At the drug store he purchased a bowl of vegetable soup, loaded it heavily with catsup at intervals when the attendant had other matters on his mind, and seized an extra half--portion of crackers left on their plate by a satiated neighbour. He cared little for catsup, but it doubtless bore nourishing elements, and nourishment was now important. He crumpled his paper napkin and laid upon the marble slab a trifling silver coin. It was the last of his hoard.
When he should eat next and under what circumstances were now as uncertain as where he should sleep that night, though he was already resolving that catsup would be no part of his meal.

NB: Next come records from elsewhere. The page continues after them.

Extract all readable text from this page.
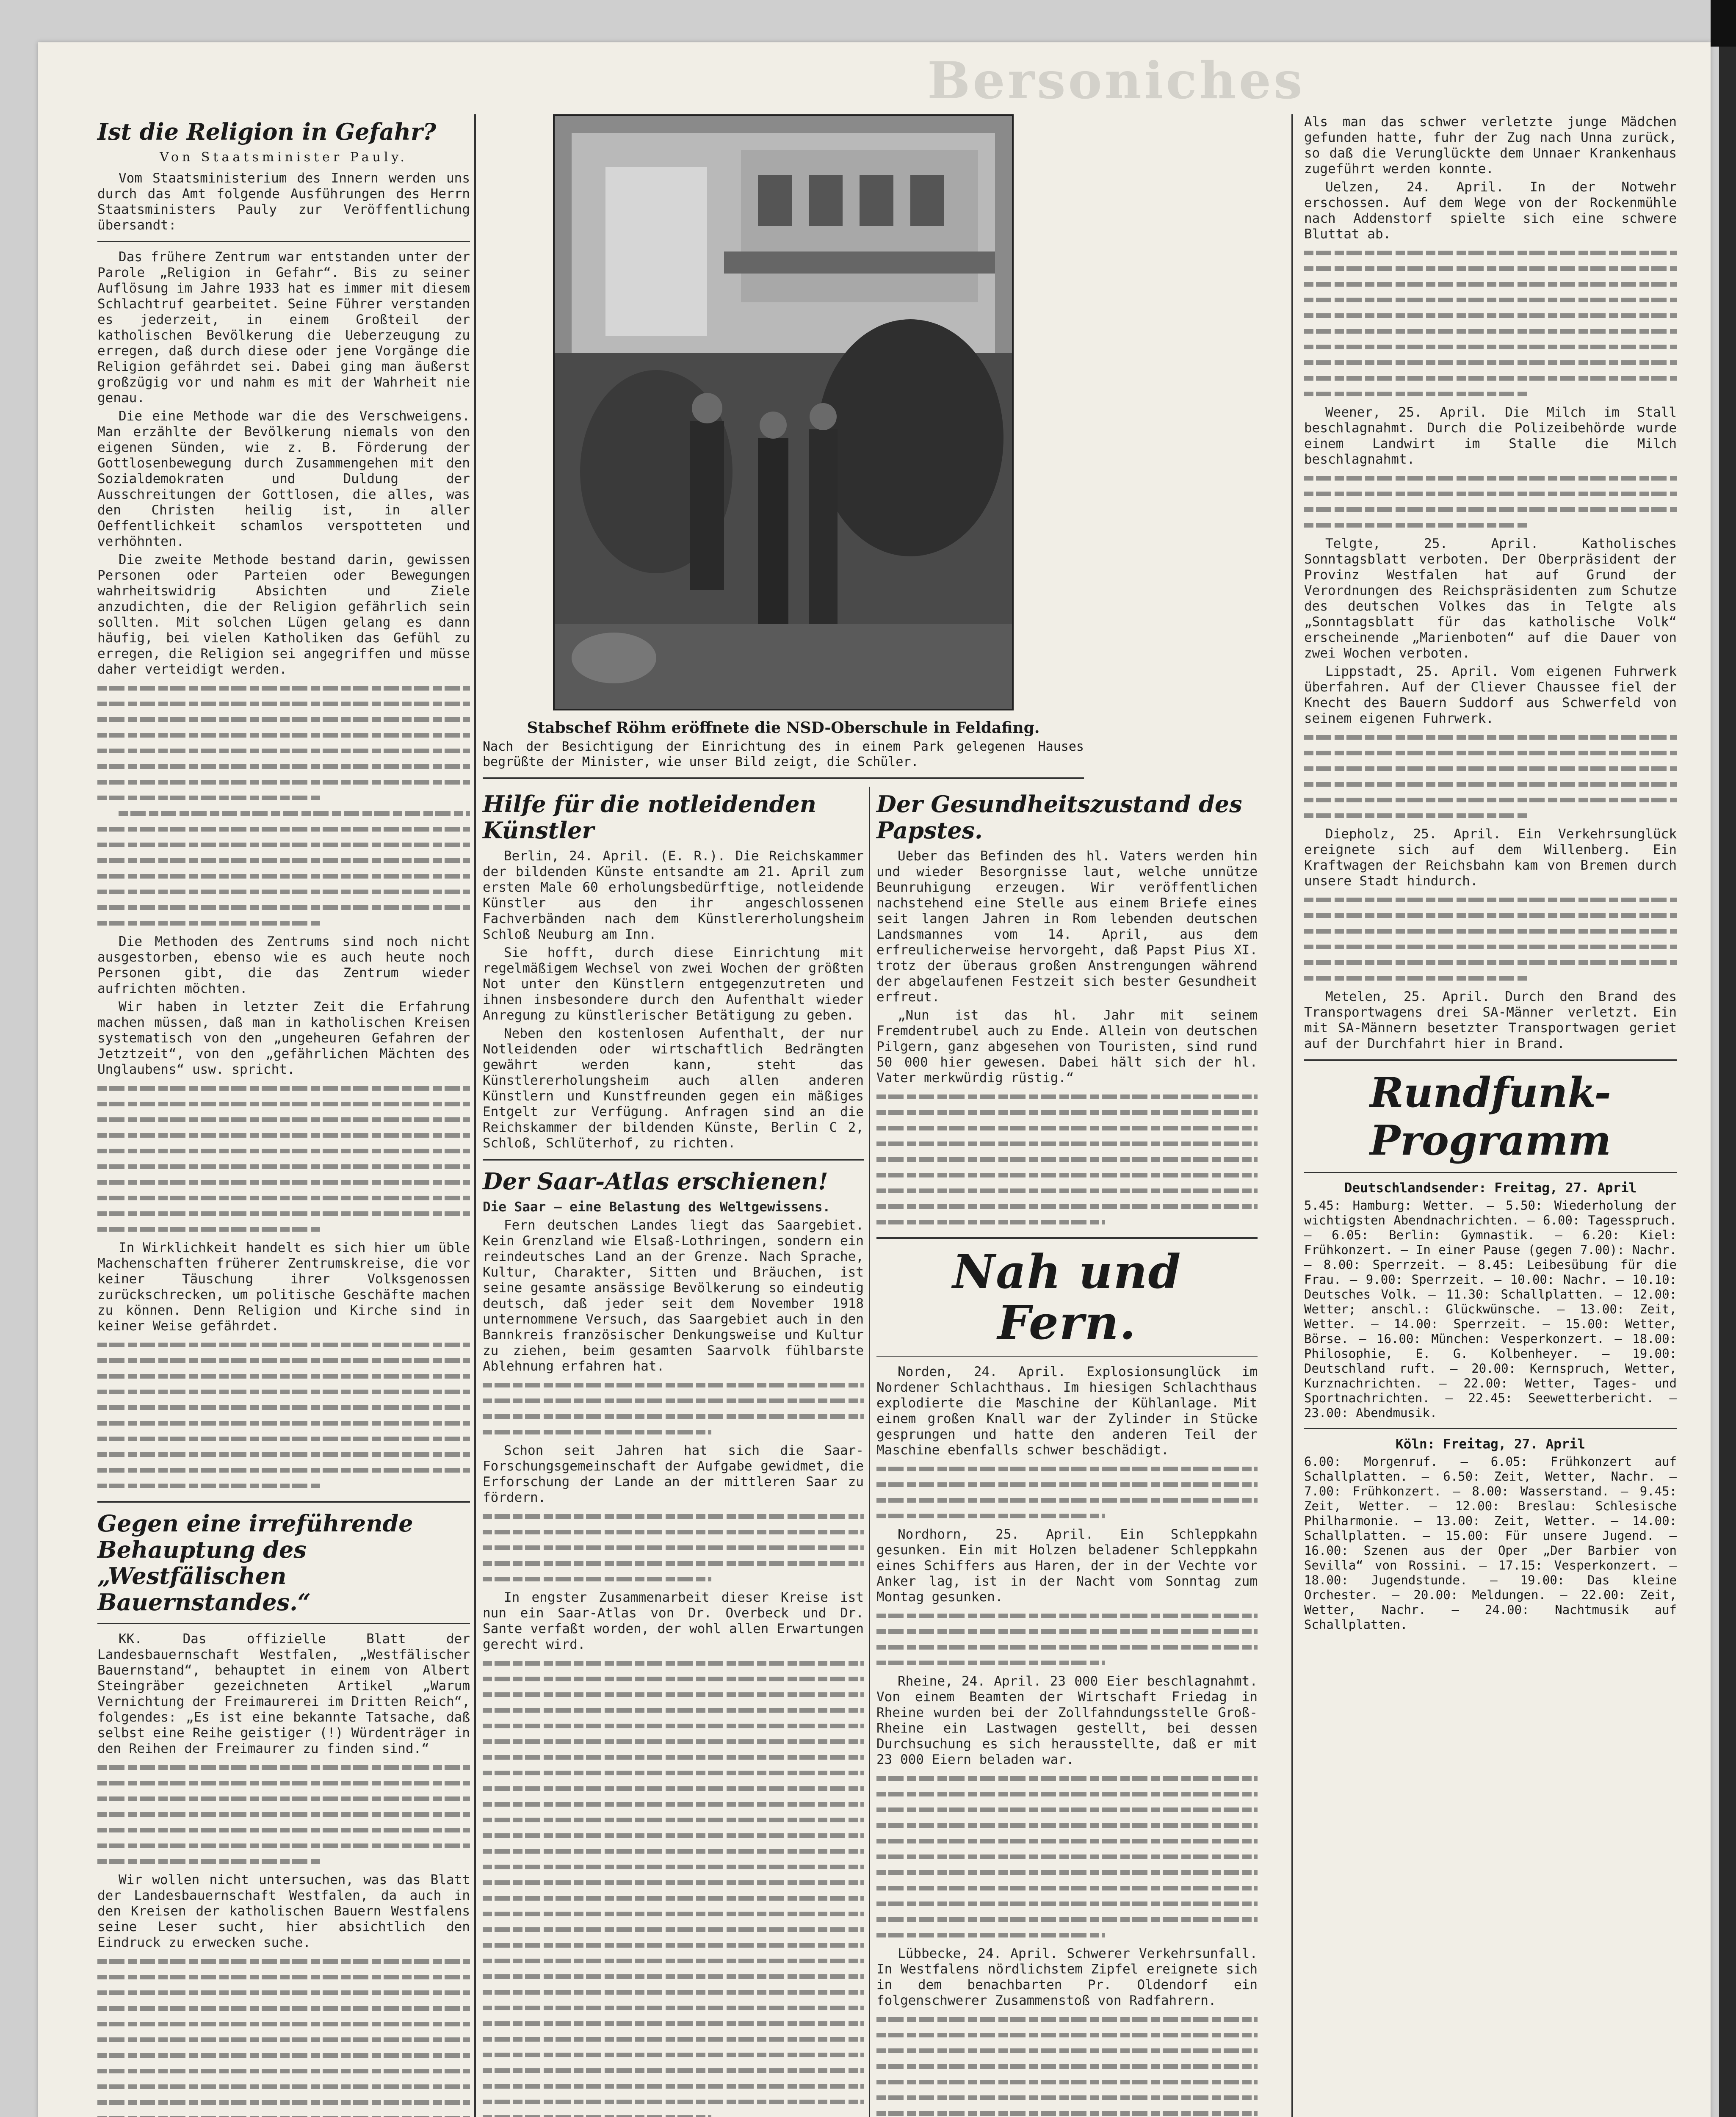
Bersoniches
Ist die Religion in Gefahr?
Von Staatsminister Pauly.
Vom Staatsministerium des Innern werden uns durch das Amt folgende Ausführungen des Herrn Staatsministers Pauly zur Veröffentlichung übersandt:
Das frühere Zentrum war entstanden unter der Parole „Religion in Gefahr“. Bis zu seiner Auflösung im Jahre 1933 hat es immer mit diesem Schlachtruf gearbeitet. Seine Führer verstanden es jederzeit, in einem Großteil der katholischen Bevölkerung die Ueberzeugung zu erregen, daß durch diese oder jene Vorgänge die Religion gefährdet sei. Dabei ging man äußerst großzügig vor und nahm es mit der Wahrheit nie genau.
Die eine Methode war die des Verschweigens. Man erzählte der Bevölkerung niemals von den eigenen Sünden, wie z. B. Förderung der Gottlosenbewegung durch Zusammengehen mit den Sozialdemokraten und Duldung der Ausschreitungen der Gottlosen, die alles, was den Christen heilig ist, in aller Oeffentlichkeit schamlos verspotteten und verhöhnten.
Die zweite Methode bestand darin, gewissen Personen oder Parteien oder Bewegungen wahrheitswidrig Absichten und Ziele anzudichten, die der Religion gefährlich sein sollten. Mit solchen Lügen gelang es dann häufig, bei vielen Katholiken das Gefühl zu erregen, die Religion sei angegriffen und müsse daher verteidigt werden.
Die Methoden des Zentrums sind noch nicht ausgestorben, ebenso wie es auch heute noch Personen gibt, die das Zentrum wieder aufrichten möchten.
Wir haben in letzter Zeit die Erfahrung machen müssen, daß man in katholischen Kreisen systematisch von den „ungeheuren Gefahren der Jetztzeit“, von den „gefährlichen Mächten des Unglaubens“ usw. spricht.
In Wirklichkeit handelt es sich hier um üble Machenschaften früherer Zentrumskreise, die vor keiner Täuschung ihrer Volksgenossen zurückschrecken, um politische Geschäfte machen zu können. Denn Religion und Kirche sind in keiner Weise gefährdet.
Gegen eine irreführende Behauptung des „Westfälischen Bauernstandes.“
KK. Das offizielle Blatt der Landesbauernschaft Westfalen, „Westfälischer Bauernstand“, behauptet in einem von Albert Steingräber gezeichneten Artikel „Warum Vernichtung der Freimaurerei im Dritten Reich“, folgendes: „Es ist eine bekannte Tatsache, daß selbst eine Reihe geistiger (!) Würdenträger in den Reihen der Freimaurer zu finden sind.“
Wir wollen nicht untersuchen, was das Blatt der Landesbauernschaft Westfalen, da auch in den Kreisen der katholischen Bauern Westfalens seine Leser sucht, hier absichtlich den Eindruck zu erwecken suche.
Stabschef Röhm eröffnete die NSD-Oberschule in Feldafing.
Nach der Besichtigung der Einrichtung des in einem Park gelegenen Hauses begrüßte der Minister, wie unser Bild zeigt, die Schüler.
Hilfe für die notleidenden Künstler
Berlin, 24. April. (E. R.). Die Reichskammer der bildenden Künste entsandte am 21. April zum ersten Male 60 erholungsbedürftige, notleidende Künstler aus den ihr angeschlossenen Fachverbänden nach dem Künstlererholungsheim Schloß Neuburg am Inn.
Sie hofft, durch diese Einrichtung mit regelmäßigem Wechsel von zwei Wochen der größten Not unter den Künstlern entgegenzutreten und ihnen insbesondere durch den Aufenthalt wieder Anregung zu künstlerischer Betätigung zu geben.
Neben den kostenlosen Aufenthalt, der nur Notleidenden oder wirtschaftlich Bedrängten gewährt werden kann, steht das Künstlererholungsheim auch allen anderen Künstlern und Kunstfreunden gegen ein mäßiges Entgelt zur Verfügung. Anfragen sind an die Reichskammer der bildenden Künste, Berlin C 2, Schloß, Schlüterhof, zu richten.
Der Saar-Atlas erschienen!
Die Saar — eine Belastung des Weltgewissens.
Fern deutschen Landes liegt das Saargebiet. Kein Grenzland wie Elsaß-Lothringen, sondern ein reindeutsches Land an der Grenze. Nach Sprache, Kultur, Charakter, Sitten und Bräuchen, ist seine gesamte ansässige Bevölkerung so eindeutig deutsch, daß jeder seit dem November 1918 unternommene Versuch, das Saargebiet auch in den Bannkreis französischer Denkungsweise und Kultur zu ziehen, beim gesamten Saarvolk fühlbarste Ablehnung erfahren hat.
Schon seit Jahren hat sich die Saar-Forschungsgemeinschaft der Aufgabe gewidmet, die Erforschung der Lande an der mittleren Saar zu fördern.
In engster Zusammenarbeit dieser Kreise ist nun ein Saar-Atlas von Dr. Overbeck und Dr. Sante verfaßt worden, der wohl allen Erwartungen gerecht wird.
Der Gesundheitszustand des Papstes.
Ueber das Befinden des hl. Vaters werden hin und wieder Besorgnisse laut, welche unnütze Beunruhigung erzeugen. Wir veröffentlichen nachstehend eine Stelle aus einem Briefe eines seit langen Jahren in Rom lebenden deutschen Landsmannes vom 14. April, aus dem erfreulicherweise hervorgeht, daß Papst Pius XI. trotz der überaus großen Anstrengungen während der abgelaufenen Festzeit sich bester Gesundheit erfreut.
„Nun ist das hl. Jahr mit seinem Fremdentrubel auch zu Ende. Allein von deutschen Pilgern, ganz abgesehen von Touristen, sind rund 50 000 hier gewesen. Dabei hält sich der hl. Vater merkwürdig rüstig.“
Nah und Fern.
Norden, 24. April. Explosionsunglück im Nordener Schlachthaus. Im hiesigen Schlachthaus explodierte die Maschine der Kühlanlage. Mit einem großen Knall war der Zylinder in Stücke gesprungen und hatte den anderen Teil der Maschine ebenfalls schwer beschädigt.
Nordhorn, 25. April. Ein Schleppkahn gesunken. Ein mit Holzen beladener Schleppkahn eines Schiffers aus Haren, der in der Vechte vor Anker lag, ist in der Nacht vom Sonntag zum Montag gesunken.
Rheine, 24. April. 23 000 Eier beschlagnahmt. Von einem Beamten der Wirtschaft Friedag in Rheine wurden bei der Zollfahndungsstelle Groß-Rheine ein Lastwagen gestellt, bei dessen Durchsuchung es sich herausstellte, daß er mit 23 000 Eiern beladen war.
Lübbecke, 24. April. Schwerer Verkehrsunfall. In Westfalens nördlichstem Zipfel ereignete sich in dem benachbarten Pr. Oldendorf ein folgenschwerer Zusammenstoß von Radfahrern.
Als man das schwer verletzte junge Mädchen gefunden hatte, fuhr der Zug nach Unna zurück, so daß die Verunglückte dem Unnaer Krankenhaus zugeführt werden konnte.
Uelzen, 24. April. In der Notwehr erschossen. Auf dem Wege von der Rockenmühle nach Addenstorf spielte sich eine schwere Bluttat ab.
Weener, 25. April. Die Milch im Stall beschlagnahmt. Durch die Polizeibehörde wurde einem Landwirt im Stalle die Milch beschlagnahmt.
Telgte, 25. April. Katholisches Sonntagsblatt verboten. Der Oberpräsident der Provinz Westfalen hat auf Grund der Verordnungen des Reichspräsidenten zum Schutze des deutschen Volkes das in Telgte als „Sonntagsblatt für das katholische Volk“ erscheinende „Marienboten“ auf die Dauer von zwei Wochen verboten.
Lippstadt, 25. April. Vom eigenen Fuhrwerk überfahren. Auf der Cliever Chaussee fiel der Knecht des Bauern Suddorf aus Schwerfeld von seinem eigenen Fuhrwerk.
Diepholz, 25. April. Ein Verkehrsunglück ereignete sich auf dem Willenberg. Ein Kraftwagen der Reichsbahn kam von Bremen durch unsere Stadt hindurch.
Metelen, 25. April. Durch den Brand des Transportwagens drei SA-Männer verletzt. Ein mit SA-Männern besetzter Transportwagen geriet auf der Durchfahrt hier in Brand.
Rundfunk-Programm
Deutschlandsender: Freitag, 27. April
5.45: Hamburg: Wetter. — 5.50: Wiederholung der wichtigsten Abendnachrichten. — 6.00: Tagesspruch. — 6.05: Berlin: Gymnastik. — 6.20: Kiel: Frühkonzert. — In einer Pause (gegen 7.00): Nachr. — 8.00: Sperrzeit. — 8.45: Leibesübung für die Frau. — 9.00: Sperrzeit. — 10.00: Nachr. — 10.10: Deutsches Volk. — 11.30: Schallplatten. — 12.00: Wetter; anschl.: Glückwünsche. — 13.00: Zeit, Wetter. — 14.00: Sperrzeit. — 15.00: Wetter, Börse. — 16.00: München: Vesperkonzert. — 18.00: Philosophie, E. G. Kolbenheyer. — 19.00: Deutschland ruft. — 20.00: Kernspruch, Wetter, Kurznachrichten. — 22.00: Wetter, Tages- und Sportnachrichten. — 22.45: Seewetterbericht. — 23.00: Abendmusik.
Köln: Freitag, 27. April
6.00: Morgenruf. — 6.05: Frühkonzert auf Schallplatten. — 6.50: Zeit, Wetter, Nachr. — 7.00: Frühkonzert. — 8.00: Wasserstand. — 9.45: Zeit, Wetter. — 12.00: Breslau: Schlesische Philharmonie. — 13.00: Zeit, Wetter. — 14.00: Schallplatten. — 15.00: Für unsere Jugend. — 16.00: Szenen aus der Oper „Der Barbier von Sevilla“ von Rossini. — 17.15: Vesperkonzert. — 18.00: Jugendstunde. — 19.00: Das kleine Orchester. — 20.00: Meldungen. — 22.00: Zeit, Wetter, Nachr. — 24.00: Nachtmusik auf Schallplatten.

It might be well enough in its place, but he had abundantly proved that it was not, strictly speaking, a food.
He reached the Holden studios and loitered outside for half an hour before daring the daily inquiry at the window. Yet, when at last he did approach it, his waning faith in prayer was renewed, for here in his direst hour was cheering news. It seemed even that his friend beyond the window had been impatient at his coming.
"Just like you to be late when there's something doing!" she called to him with friendly impatience. "Get over to the dressing rooms on the double-quick. It's the Victor people doing some Egyptian stuff--they'll give you a costume. Hurry along!"And he had lingered over a bowl of soggy crackers soaked, at the last, chiefly in catsup! He hurried, with a swift word of thanks.
In the same dressing room where he had once been made up as a Broadway pleasure seeker he now donned the flowing robe and burnoose of a Bedouin, and by the same grumbling extra his face and hands were stained the rich brown of children of the desert. A dozen other men of the paler race had undergone the same treatment. A sheik of great stature and noble mien smoked an idle cigarette in the doorway. He was accoutred with musket and with pistols in his belt.
An assistant director presently herded the desert men down an alley between two of the big stages and to the beginning of the oriental street that Merton had noticed on his first day within the Holden walls. It was now peopled picturesquely with other Bedouins. Banners hung from the walls and veiled ladies peeped from the latticed balconies. A camel was led excitingly through the crowded way, and donkeys and goats were to be observed. It was a noisy street until a whistle sounded at the farther end, then all was silence while the voice of Henshaw came through the megaphone.
It appeared that long shots of the street were Henshaw's first need.